Succeeding amid the ever-increasing demands of working life requires sisu – a Finnish concept that denotes a unique blend of hardiness, phlegmatic determination and gritty courage. In a study funded by the Academy of Finland, VTT and the University of Helsinki delved into the essence and significance of sisu in areas such as wellbeing and coping in working life. This study is the first of its kind: to our knowledge, sisu has never been studied so systematically and multi-methodologically.
Today's employees have a lot to cope with: they must be able to withstand stress and uncertainty, work in a self-directed manner, continually develop themselves, and think creatively. A better understanding of sisu can help us identify what kind of people succeed under these conditions and whether people can develop these gritty characteristics.
VTT and the University of Helsinki's Department of Psychology analysed the concept of sisu to discover what it is, how it could be measured, and how it is reflected in people's behaviour, performance and wellbeing. Sisu was studied with the aid of questionnaires, laboratory tests and physiological measurements. For example, individuals' stress reactions and performance were measured during tasks that demanded true grit.
Good sisu, bad sisu
Sisu turned out to be a multidimensional characteristic. At its best, it enables employees to tap into their hidden strengths and progress tenaciously towards their goals, even when this means outdoing themselves. At its worst, it can also lead to harmful behavioural and operating models. For example, it can make people accept overly difficult challenges, demand too much of themselves and their loved ones, or plough stubbornly onwards in the wrong direction.
"In our study, we confirmed that self-assessed sisu consists of several sub-characteristics that can be encapsulated in two different characteristics: beneficial sisu and harmful sisu," says University Researcher Ilmari Määttänen from the University of Helsinki. These characteristics can be measured using a questionnaire developed during the study. The questionnaire can identify the levels of a person's various sisu-related characteristics, thereby improving self–awareness and opening the door to personal development. It can also promote recovery and wellbeing at work, which helps to prevent burnout.
Sisu impact indicators
The study analysed how sisu is linked to a person's biosignals and brain activity during moments of acute stress. This was measured in laboratory tests in which people performed demanding tasks or had to immerse their hand in ice water. The results were modelled with the aid of machine learning.

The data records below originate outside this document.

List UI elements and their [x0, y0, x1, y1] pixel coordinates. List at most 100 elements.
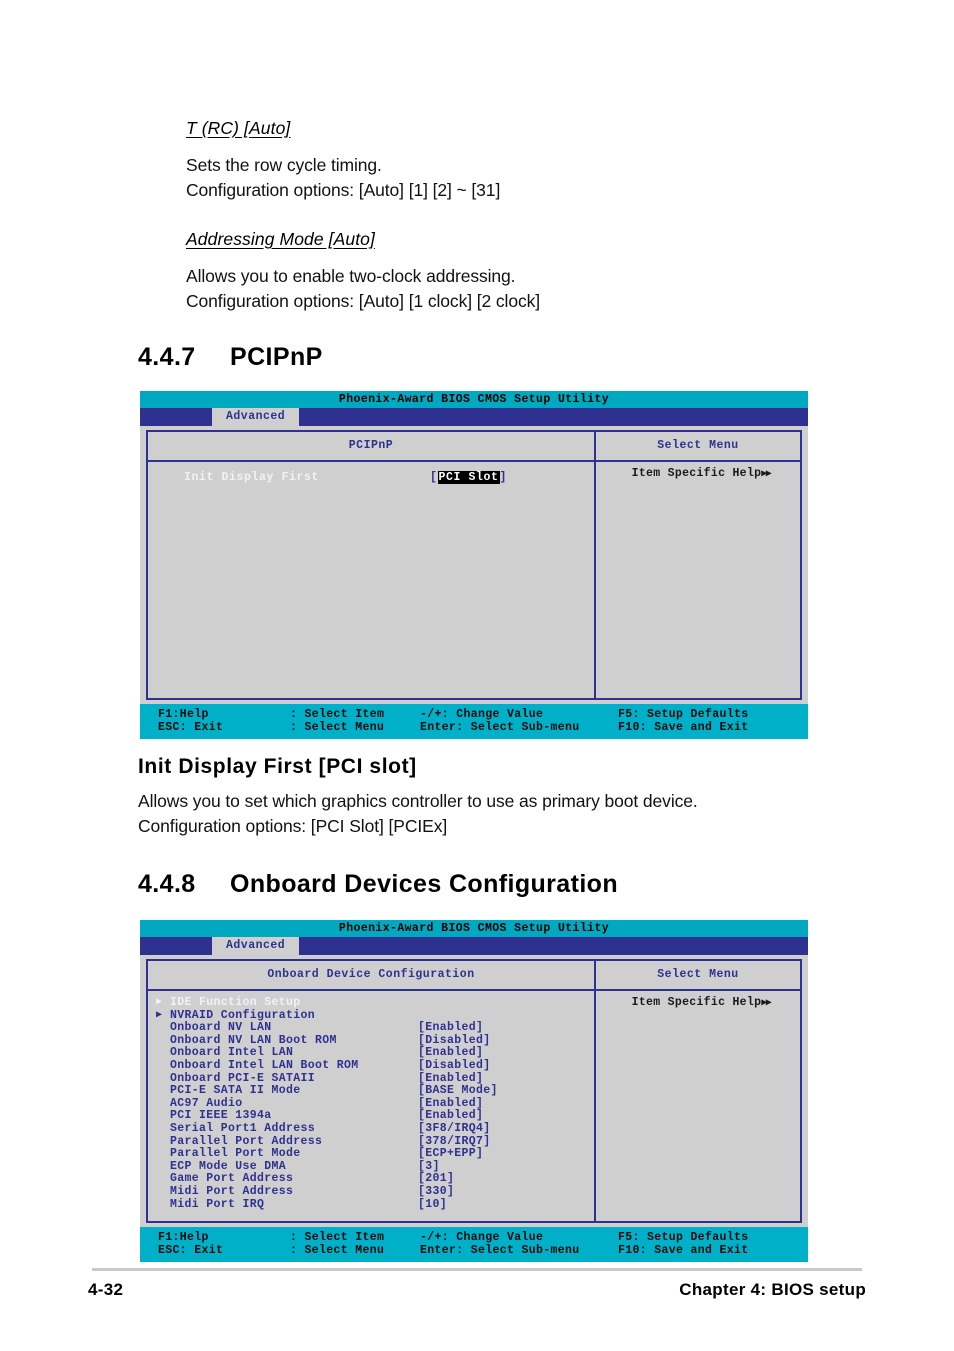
bios-row-init-display-first[interactable]: Init Display First [PCI Slot]	[148, 471, 594, 485]
submenu-arrow-icon: ▶	[156, 1009, 163, 1021]
section-trc: T (RC) [Auto] Sets the row cycle timing.…	[186, 118, 886, 203]
bios-key-legend-row-1: F1:Help : Select Item -/+: Change Value …	[140, 708, 808, 721]
bios-side-header-2: Select Menu	[596, 961, 800, 991]
bios-tab-bar: Advanced	[140, 408, 808, 426]
bios-side-column: Select Menu Item Specific Help▶▶	[596, 432, 800, 698]
bios-side-column-2: Select Menu Item Specific Help▶▶	[596, 961, 800, 1221]
bios-row-onboard[interactable]: Parallel Port Mode [ECP+EPP]	[148, 1148, 594, 1161]
key-select-submenu: Enter: Select Sub-menu	[420, 721, 580, 734]
bios-row-onboard[interactable]: PCI-E SATA II Mode [BASE Mode]	[148, 1085, 594, 1098]
chapter-label: Chapter 4: BIOS setup	[679, 1280, 866, 1299]
addressing-line-1: Allows you to enable two-clock addressin…	[186, 266, 516, 286]
bios-row-label: Midi Port IRQ	[170, 1197, 265, 1211]
bios-row-value: [3F8/IRQ4]	[418, 1121, 491, 1135]
bios-content-grid: PCIPnP Init Display First [PCI Slot] Sel…	[146, 430, 802, 700]
bios-item-list-onboard: ▶ IDE Function Setup ▶ NVRAID Configuration…	[148, 991, 594, 1221]
key-esc-exit: ESC: Exit	[158, 721, 224, 734]
key-select-item: : Select Item	[290, 708, 385, 721]
init-display-heading: Init Display First [PCI slot]	[138, 755, 417, 778]
section-heading-447: 4.4.7 PCIPnP	[138, 343, 323, 372]
bios-row-label: Init Display First	[184, 471, 320, 484]
section-addressing-mode: Addressing Mode [Auto] Allows you to ena…	[186, 229, 886, 314]
bios-row-value-highlighted: PCI Slot	[437, 471, 500, 484]
tab-advanced[interactable]: Advanced	[212, 408, 300, 426]
footer-divider	[92, 1268, 862, 1271]
key-f1-help: F1:Help	[158, 708, 209, 721]
help-double-arrow-icon: ▶▶	[761, 469, 772, 480]
section-heading-448: 4.4.8 Onboard Devices Configuration	[138, 870, 618, 899]
manual-page: T (RC) [Auto] Sets the row cycle timing.…	[0, 0, 954, 1351]
bios-row-label: Midi Port Address	[170, 1184, 294, 1198]
key-select-item-2: : Select Item	[290, 1231, 385, 1244]
key-setup-defaults: F5: Setup Defaults	[618, 708, 749, 721]
tab-advanced-2[interactable]: Advanced	[212, 937, 300, 955]
bios-key-legend: F1:Help : Select Item -/+: Change Value …	[140, 704, 808, 739]
bios-help-pane: Item Specific Help▶▶	[596, 462, 800, 698]
bios-row-label: PCI-E SATA II Mode	[170, 1084, 301, 1098]
bios-help-text: Item Specific Help	[631, 467, 762, 480]
bios-row-value: [Enabled]	[418, 1021, 484, 1035]
key-save-exit: F10: Save and Exit	[618, 721, 749, 734]
key-setup-defaults-2: F5: Setup Defaults	[618, 1231, 749, 1244]
submenu-arrow-icon: ▶	[156, 997, 163, 1008]
bios-side-header: Select Menu	[596, 432, 800, 462]
addressing-heading: Addressing Mode [Auto]	[186, 229, 375, 249]
bios-row-value: [ECP+EPP]	[418, 1147, 484, 1161]
bios-row-value: [BASE Mode]	[418, 1084, 498, 1098]
bios-main-header-pcipnp: PCIPnP	[148, 432, 594, 462]
key-esc-exit-2: ESC: Exit	[158, 1244, 224, 1257]
init-display-line-2: Configuration options: [PCI Slot] [PCIEx…	[138, 816, 448, 836]
bios-help-label: Item Specific Help▶▶	[596, 467, 800, 482]
page-number: 4-32	[88, 1280, 124, 1299]
bios-row-label: Onboard NV LAN	[170, 1021, 272, 1035]
bios-key-legend-2-row-1: F1:Help : Select Item -/+: Change Value …	[140, 1231, 808, 1244]
bios-key-legend-2: F1:Help : Select Item -/+: Change Value …	[140, 1227, 808, 1262]
bios-help-label-2: Item Specific Help▶▶	[596, 996, 800, 1011]
bios-row-value[interactable]: [PCI Slot]	[430, 471, 507, 485]
key-select-submenu-2: Enter: Select Sub-menu	[420, 1244, 580, 1257]
bios-content-grid-2: Onboard Device Configuration ▶ IDE Functi…	[146, 959, 802, 1223]
section-title-447: PCIPnP	[230, 343, 323, 371]
init-display-line-1: Allows you to set which graphics control…	[138, 791, 698, 811]
section-number-447: 4.4.7	[138, 343, 196, 371]
bios-row-label: Onboard Intel LAN Boot ROM	[170, 1058, 359, 1072]
bios-key-legend-row-2: ESC: Exit : Select Menu Enter: Select Su…	[140, 721, 808, 734]
bios-body-2: Onboard Device Configuration ▶ IDE Functi…	[140, 955, 808, 1227]
key-select-menu-2: : Select Menu	[290, 1244, 385, 1257]
key-change-value-2: -/+: Change Value	[420, 1231, 544, 1244]
trc-line-1: Sets the row cycle timing.	[186, 155, 382, 175]
bios-help-pane-2: Item Specific Help▶▶	[596, 991, 800, 1221]
bios-main-header-onboard: Onboard Device Configuration	[148, 961, 594, 991]
bios-row-onboard[interactable]: Serial Port1 Address [3F8/IRQ4]	[148, 1121, 594, 1136]
bios-row-label: Serial Port1 Address	[170, 1121, 316, 1135]
bios-key-legend-2-row-2: ESC: Exit : Select Menu Enter: Select Su…	[140, 1244, 808, 1257]
bios-row-value: [Disabled]	[418, 1058, 491, 1072]
trc-heading: T (RC) [Auto]	[186, 118, 291, 138]
bios-tab-bar-2: Advanced	[140, 937, 808, 955]
bios-screen-pcipnp: Phoenix-Award BIOS CMOS Setup Utility Ad…	[140, 391, 808, 739]
bios-row-onboard[interactable]: Onboard Intel LAN Boot ROM [Disabled]	[148, 1058, 594, 1073]
bios-main-column-2: Onboard Device Configuration ▶ IDE Functi…	[148, 961, 596, 1221]
key-select-menu: : Select Menu	[290, 721, 385, 734]
bios-title-bar-2: Phoenix-Award BIOS CMOS Setup Utility	[140, 920, 808, 937]
bios-row-value: [10]	[418, 1197, 448, 1211]
bios-screen-onboard-devices: Phoenix-Award BIOS CMOS Setup Utility Ad…	[140, 920, 808, 1262]
bios-row-onboard[interactable]: Midi Port Address [330]	[148, 1184, 594, 1199]
bios-main-column: PCIPnP Init Display First [PCI Slot]	[148, 432, 596, 698]
bios-title-bar: Phoenix-Award BIOS CMOS Setup Utility	[140, 391, 808, 408]
bios-row-onboard[interactable]: Onboard NV LAN [Enabled]	[148, 1022, 594, 1035]
bios-help-text-2: Item Specific Help	[631, 996, 762, 1009]
section-title-448: Onboard Devices Configuration	[230, 870, 619, 898]
addressing-line-2: Configuration options: [Auto] [1 clock] …	[186, 291, 541, 311]
bios-row-value: [330]	[418, 1184, 455, 1198]
section-number-448: 4.4.8	[138, 870, 196, 898]
bios-body: PCIPnP Init Display First [PCI Slot] Sel…	[140, 426, 808, 704]
trc-line-2: Configuration options: [Auto] [1] [2] ~ …	[186, 180, 501, 200]
help-double-arrow-icon-2: ▶▶	[761, 998, 772, 1009]
bios-row-label: IDE Function Setup	[170, 996, 301, 1009]
bios-row-onboard[interactable]: Midi Port IRQ [10]	[148, 1197, 594, 1212]
bios-row-onboard[interactable]: ▶ IDE Function Setup	[148, 996, 594, 1010]
key-change-value: -/+: Change Value	[420, 708, 544, 721]
key-f1-help-2: F1:Help	[158, 1231, 209, 1244]
bios-row-label: Parallel Port Mode	[170, 1147, 301, 1161]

"For example, the individuals assessed their degree of agitation after completing a problem-solving task. The individuals who reported feeling the most agitated had sweaty hands and heated brain activity during the test, and also scored highly for harmful sisu," said Senior Scientist Johanna Närväinen from VTT.
Measurements were also taken at people's workplaces and in everyday contexts. Participants' physical loading and recovery from stress were measured for a period of three weeks with the aid of measuring devices, fitness trackers and Moodmetric smart rings. Additional data about the day's events and participant's mood was collected using a daily questionnaire.
Potential future projects could analyse whether sisu changes over time or examine the cognitive strategies associated with sisu.